02/21/2025
A 72-year-old male Dr. Munshi was consulted to evaluate for frequent falls and altered mental status. The patient had been experiencing a shuffling gait resulting in multiple falls and injuries. He had been admitted to rehab facilities for extensive physical therapy without any improvement in his ambulation. He was also noted to have worsening confusion and functional decline. He underwent a CT of the head, which demonstrated ventriculomegaly or dilated lateral ventricle. His evaluation also involved a lumbar puncture that showed normal opening pressures, measuring the pressure within the spinal cord. He underwent an MRI of the brain which demonstrated dilated lateral ventricles, a dilated third ventricle, with narrowing of the aqueduct of Sylvius, or the channel between the third and fourth ventricle. Dr. Munshi evaluated the patient and imaging, discussed the findings with the patient and family, and it was decided to proceed with a third ventriculostomy.

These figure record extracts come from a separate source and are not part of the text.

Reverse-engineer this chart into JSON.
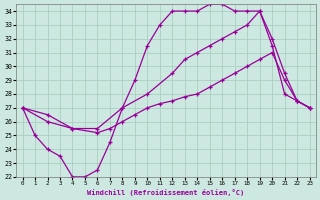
{
  "xlabel": "Windchill (Refroidissement éolien,°C)",
  "bg_color": "#cde8e0",
  "grid_color": "#aacfbf",
  "line_color": "#990099",
  "xlim": [
    -0.5,
    23.5
  ],
  "ylim": [
    22,
    34.5
  ],
  "xticks": [
    0,
    1,
    2,
    3,
    4,
    5,
    6,
    7,
    8,
    9,
    10,
    11,
    12,
    13,
    14,
    15,
    16,
    17,
    18,
    19,
    20,
    21,
    22,
    23
  ],
  "yticks": [
    22,
    23,
    24,
    25,
    26,
    27,
    28,
    29,
    30,
    31,
    32,
    33,
    34
  ],
  "series": [
    {
      "x": [
        0,
        1,
        2,
        3,
        4,
        5,
        6,
        7,
        8,
        9,
        10,
        11,
        12,
        13,
        14,
        15,
        16,
        17,
        18,
        19,
        20,
        21,
        22,
        23
      ],
      "y": [
        27,
        25,
        24,
        23.5,
        22,
        22,
        22.5,
        24.5,
        27,
        29,
        31.5,
        33,
        34,
        34,
        34,
        34.5,
        34.5,
        34,
        34,
        34,
        31.5,
        28,
        27.5,
        27
      ]
    },
    {
      "x": [
        0,
        2,
        4,
        6,
        8,
        10,
        12,
        13,
        14,
        15,
        16,
        17,
        18,
        19,
        20,
        21,
        22,
        23
      ],
      "y": [
        27,
        26,
        25.5,
        25.5,
        27,
        28,
        29.5,
        30.5,
        31,
        31.5,
        32,
        32.5,
        33,
        34,
        32,
        29.5,
        27.5,
        27
      ]
    },
    {
      "x": [
        0,
        2,
        4,
        6,
        7,
        8,
        9,
        10,
        11,
        12,
        13,
        14,
        15,
        16,
        17,
        18,
        19,
        20,
        21,
        22,
        23
      ],
      "y": [
        27,
        26.5,
        25.5,
        25.2,
        25.5,
        26,
        26.5,
        27,
        27.3,
        27.5,
        27.8,
        28,
        28.5,
        29,
        29.5,
        30,
        30.5,
        31,
        29,
        27.5,
        27
      ]
    }
  ]
}
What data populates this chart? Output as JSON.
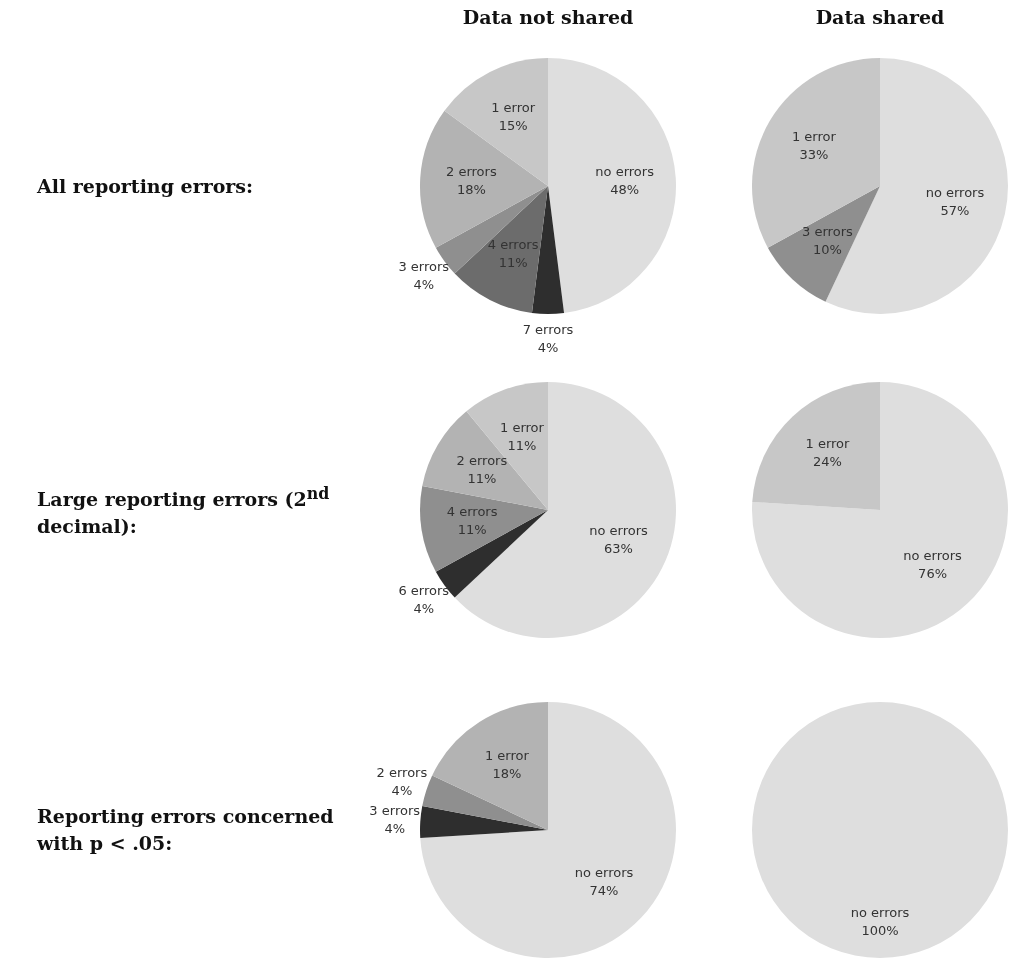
{
  "chart_data": [
    {
      "type": "pie",
      "title": "Data not shared",
      "annotations": [
        "All reporting errors:"
      ],
      "categories": [
        "no errors",
        "7 errors",
        "4 errors",
        "3 errors",
        "2 errors",
        "1 error"
      ],
      "values": [
        48,
        4,
        11,
        4,
        18,
        15
      ],
      "colors": [
        "#dedede",
        "#2e2e2e",
        "#6c6c6c",
        "#8f8f8f",
        "#b3b3b3",
        "#c7c7c7"
      ],
      "value_labels": [
        "48%",
        "4%",
        "11%",
        "4%",
        "18%",
        "15%"
      ]
    },
    {
      "type": "pie",
      "title": "Data shared",
      "categories": [
        "no errors",
        "3 errors",
        "1 error"
      ],
      "values": [
        57,
        10,
        33
      ],
      "colors": [
        "#dedede",
        "#8f8f8f",
        "#c7c7c7"
      ],
      "value_labels": [
        "57%",
        "10%",
        "33%"
      ]
    },
    {
      "type": "pie",
      "annotations": [
        "Large reporting errors (2$^{nd}$ decimal):"
      ],
      "categories": [
        "no errors",
        "6 errors",
        "4 errors",
        "2 errors",
        "1 error"
      ],
      "values": [
        63,
        4,
        11,
        11,
        11
      ],
      "colors": [
        "#dedede",
        "#2e2e2e",
        "#8f8f8f",
        "#b3b3b3",
        "#c7c7c7"
      ],
      "value_labels": [
        "63%",
        "4%",
        "11%",
        "11%",
        "11%"
      ]
    },
    {
      "type": "pie",
      "categories": [
        "no errors",
        "1 error"
      ],
      "values": [
        76,
        24
      ],
      "colors": [
        "#dedede",
        "#c7c7c7"
      ],
      "value_labels": [
        "76%",
        "24%"
      ]
    },
    {
      "type": "pie",
      "annotations": [
        "Reporting errors concerned with p < .05:"
      ],
      "categories": [
        "no errors",
        "3 errors",
        "2 errors",
        "1 error"
      ],
      "values": [
        74,
        4,
        4,
        18
      ],
      "colors": [
        "#dedede",
        "#2e2e2e",
        "#8f8f8f",
        "#b3b3b3"
      ],
      "value_labels": [
        "74%",
        "4%",
        "4%",
        "18%"
      ]
    },
    {
      "type": "pie",
      "categories": [
        "no errors"
      ],
      "values": [
        100
      ],
      "colors": [
        "#dedede"
      ],
      "value_labels": [
        "100%"
      ]
    }
  ]
}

The patient tolerated the third ventriculostomy well, saw significant improvement in his gait and cognitive function, and did not require the placement of a permanent CSF diverting device.
Third ventriculostomy is a surgical procedure to create a bypass for cerebrospinal fluid to flow in the brain. It is done by introducing an endoscope, a thin tube with a camera, and light device, to allow visualization within the third ventricle. An opening is then made in the floor of the third ventricle to allow CSF to flow through into the subarachnoid space, where it then can be absorbed into the bloodstream. The benefit of this procedure is it allows minimally invasive techniques to allow a diversion of CSF through the brain to treat dilation of the ventricle without placing a permanent device, such as a ventriculoperitoneal shunt.